A Truly Ridiculous Computer Problem

Last night I got my regular computer back–the one that had been struck by lightning–with a brand-new motherboard, etc., and the guy came over to install it, and it took him two more hours to get it up and running properly. But, hosannah, as of last night, everything was tickety-boo.

Only it wouldn’t let me connect with my blog this morning.

I kept getting this message saying that whatever I was trying to do was invalid, because WordPress was convinced I was trying to come in from the future. If that makes no sense to you, it made no sense to me, either.

I called my webmaster, and from her station out in California, she had not the least bit of trouble getting to this page. My wife tried it on our new laptop and got here just fine.

At the best of times, technology at any level higher than that of a manual typewriter intimidates and frustrates me.

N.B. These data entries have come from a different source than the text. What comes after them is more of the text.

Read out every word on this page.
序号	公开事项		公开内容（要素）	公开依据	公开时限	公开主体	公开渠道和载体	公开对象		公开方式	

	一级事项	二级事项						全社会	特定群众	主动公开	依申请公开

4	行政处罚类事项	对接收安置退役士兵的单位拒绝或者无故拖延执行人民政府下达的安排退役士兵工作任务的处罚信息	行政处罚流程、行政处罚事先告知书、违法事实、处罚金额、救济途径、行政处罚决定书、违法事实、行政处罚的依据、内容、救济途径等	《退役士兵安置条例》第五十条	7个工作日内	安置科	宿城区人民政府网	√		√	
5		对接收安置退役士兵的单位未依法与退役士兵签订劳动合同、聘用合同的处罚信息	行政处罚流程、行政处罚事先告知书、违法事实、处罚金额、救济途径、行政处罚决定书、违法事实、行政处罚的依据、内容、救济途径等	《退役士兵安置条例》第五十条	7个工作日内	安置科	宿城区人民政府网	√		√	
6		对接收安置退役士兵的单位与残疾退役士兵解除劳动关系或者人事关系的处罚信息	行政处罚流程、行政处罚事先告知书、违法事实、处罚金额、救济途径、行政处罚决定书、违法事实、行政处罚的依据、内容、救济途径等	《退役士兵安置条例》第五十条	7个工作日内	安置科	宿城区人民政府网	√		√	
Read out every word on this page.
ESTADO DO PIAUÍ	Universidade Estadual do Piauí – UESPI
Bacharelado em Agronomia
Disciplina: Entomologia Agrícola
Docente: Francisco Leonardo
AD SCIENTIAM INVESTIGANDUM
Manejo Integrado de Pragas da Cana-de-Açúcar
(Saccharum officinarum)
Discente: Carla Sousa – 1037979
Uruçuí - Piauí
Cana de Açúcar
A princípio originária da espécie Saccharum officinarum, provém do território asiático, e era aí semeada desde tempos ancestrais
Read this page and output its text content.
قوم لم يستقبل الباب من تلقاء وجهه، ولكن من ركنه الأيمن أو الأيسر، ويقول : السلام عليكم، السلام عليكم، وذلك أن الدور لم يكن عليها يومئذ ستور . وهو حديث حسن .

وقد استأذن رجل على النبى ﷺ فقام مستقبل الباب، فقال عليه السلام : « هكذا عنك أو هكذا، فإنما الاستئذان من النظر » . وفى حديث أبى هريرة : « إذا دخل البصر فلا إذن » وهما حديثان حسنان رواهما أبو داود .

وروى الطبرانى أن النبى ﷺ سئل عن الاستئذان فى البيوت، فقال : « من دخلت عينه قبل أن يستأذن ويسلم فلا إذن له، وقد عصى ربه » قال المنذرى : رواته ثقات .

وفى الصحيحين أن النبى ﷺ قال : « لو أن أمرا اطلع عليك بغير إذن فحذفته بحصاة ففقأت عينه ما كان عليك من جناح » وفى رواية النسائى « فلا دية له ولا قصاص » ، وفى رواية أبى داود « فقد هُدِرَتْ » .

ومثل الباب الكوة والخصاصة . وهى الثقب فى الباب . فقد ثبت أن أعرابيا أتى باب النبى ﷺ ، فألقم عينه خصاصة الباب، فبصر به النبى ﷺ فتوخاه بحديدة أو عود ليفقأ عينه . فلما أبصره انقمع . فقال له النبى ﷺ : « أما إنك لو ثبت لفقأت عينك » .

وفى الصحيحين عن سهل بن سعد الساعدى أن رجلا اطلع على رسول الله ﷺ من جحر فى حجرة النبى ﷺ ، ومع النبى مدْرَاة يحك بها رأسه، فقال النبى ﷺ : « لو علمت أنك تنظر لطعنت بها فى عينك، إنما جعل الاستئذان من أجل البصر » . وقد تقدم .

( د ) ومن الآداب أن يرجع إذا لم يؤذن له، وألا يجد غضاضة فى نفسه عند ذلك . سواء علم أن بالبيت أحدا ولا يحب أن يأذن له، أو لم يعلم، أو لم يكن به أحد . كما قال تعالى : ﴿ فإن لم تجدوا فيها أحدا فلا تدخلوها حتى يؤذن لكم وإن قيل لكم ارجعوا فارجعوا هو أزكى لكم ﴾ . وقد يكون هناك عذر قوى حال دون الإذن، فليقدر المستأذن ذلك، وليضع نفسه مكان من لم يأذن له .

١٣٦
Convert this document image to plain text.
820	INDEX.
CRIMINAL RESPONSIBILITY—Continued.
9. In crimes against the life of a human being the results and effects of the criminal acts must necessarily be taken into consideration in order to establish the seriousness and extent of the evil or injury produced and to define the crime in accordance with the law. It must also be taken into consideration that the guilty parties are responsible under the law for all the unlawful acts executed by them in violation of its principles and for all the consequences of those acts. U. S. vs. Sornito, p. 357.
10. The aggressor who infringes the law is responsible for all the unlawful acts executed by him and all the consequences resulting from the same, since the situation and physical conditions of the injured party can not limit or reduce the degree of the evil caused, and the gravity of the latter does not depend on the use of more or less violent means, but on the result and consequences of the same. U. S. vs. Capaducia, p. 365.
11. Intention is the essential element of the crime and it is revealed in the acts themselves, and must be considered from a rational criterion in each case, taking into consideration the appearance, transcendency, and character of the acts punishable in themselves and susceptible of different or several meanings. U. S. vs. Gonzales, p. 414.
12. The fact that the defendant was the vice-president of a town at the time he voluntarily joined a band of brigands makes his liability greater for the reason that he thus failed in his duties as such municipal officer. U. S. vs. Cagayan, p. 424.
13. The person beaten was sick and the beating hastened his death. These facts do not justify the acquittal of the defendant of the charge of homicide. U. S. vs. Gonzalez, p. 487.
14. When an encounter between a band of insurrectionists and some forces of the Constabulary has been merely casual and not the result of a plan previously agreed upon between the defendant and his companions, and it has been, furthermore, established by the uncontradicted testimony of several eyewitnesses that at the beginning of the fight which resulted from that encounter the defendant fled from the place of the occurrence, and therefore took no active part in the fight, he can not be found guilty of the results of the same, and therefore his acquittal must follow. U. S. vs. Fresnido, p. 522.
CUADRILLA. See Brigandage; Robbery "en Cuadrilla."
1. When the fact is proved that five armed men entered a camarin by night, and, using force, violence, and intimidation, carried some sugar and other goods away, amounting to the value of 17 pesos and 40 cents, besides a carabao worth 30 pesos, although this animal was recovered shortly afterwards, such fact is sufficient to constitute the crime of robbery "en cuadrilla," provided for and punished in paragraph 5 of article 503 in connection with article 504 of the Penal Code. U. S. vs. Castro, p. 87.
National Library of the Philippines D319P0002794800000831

What was wrong with the blasted machine this time? (Break for wailing and gnashing of teeth.)

And then Patty solved it.

The problem was something so small, so obvious, so flaming silly.

The clock at the bottom of the screen said 1:10 a.m. instead of 1:10 p.m.! So WordPress could not help thinking I was trying to invade it from 12 hours in the future. When the clock was properly reset, I was back in business.

Aren’t you glad this machine is not a National Missile Defense computer, with me at the controls?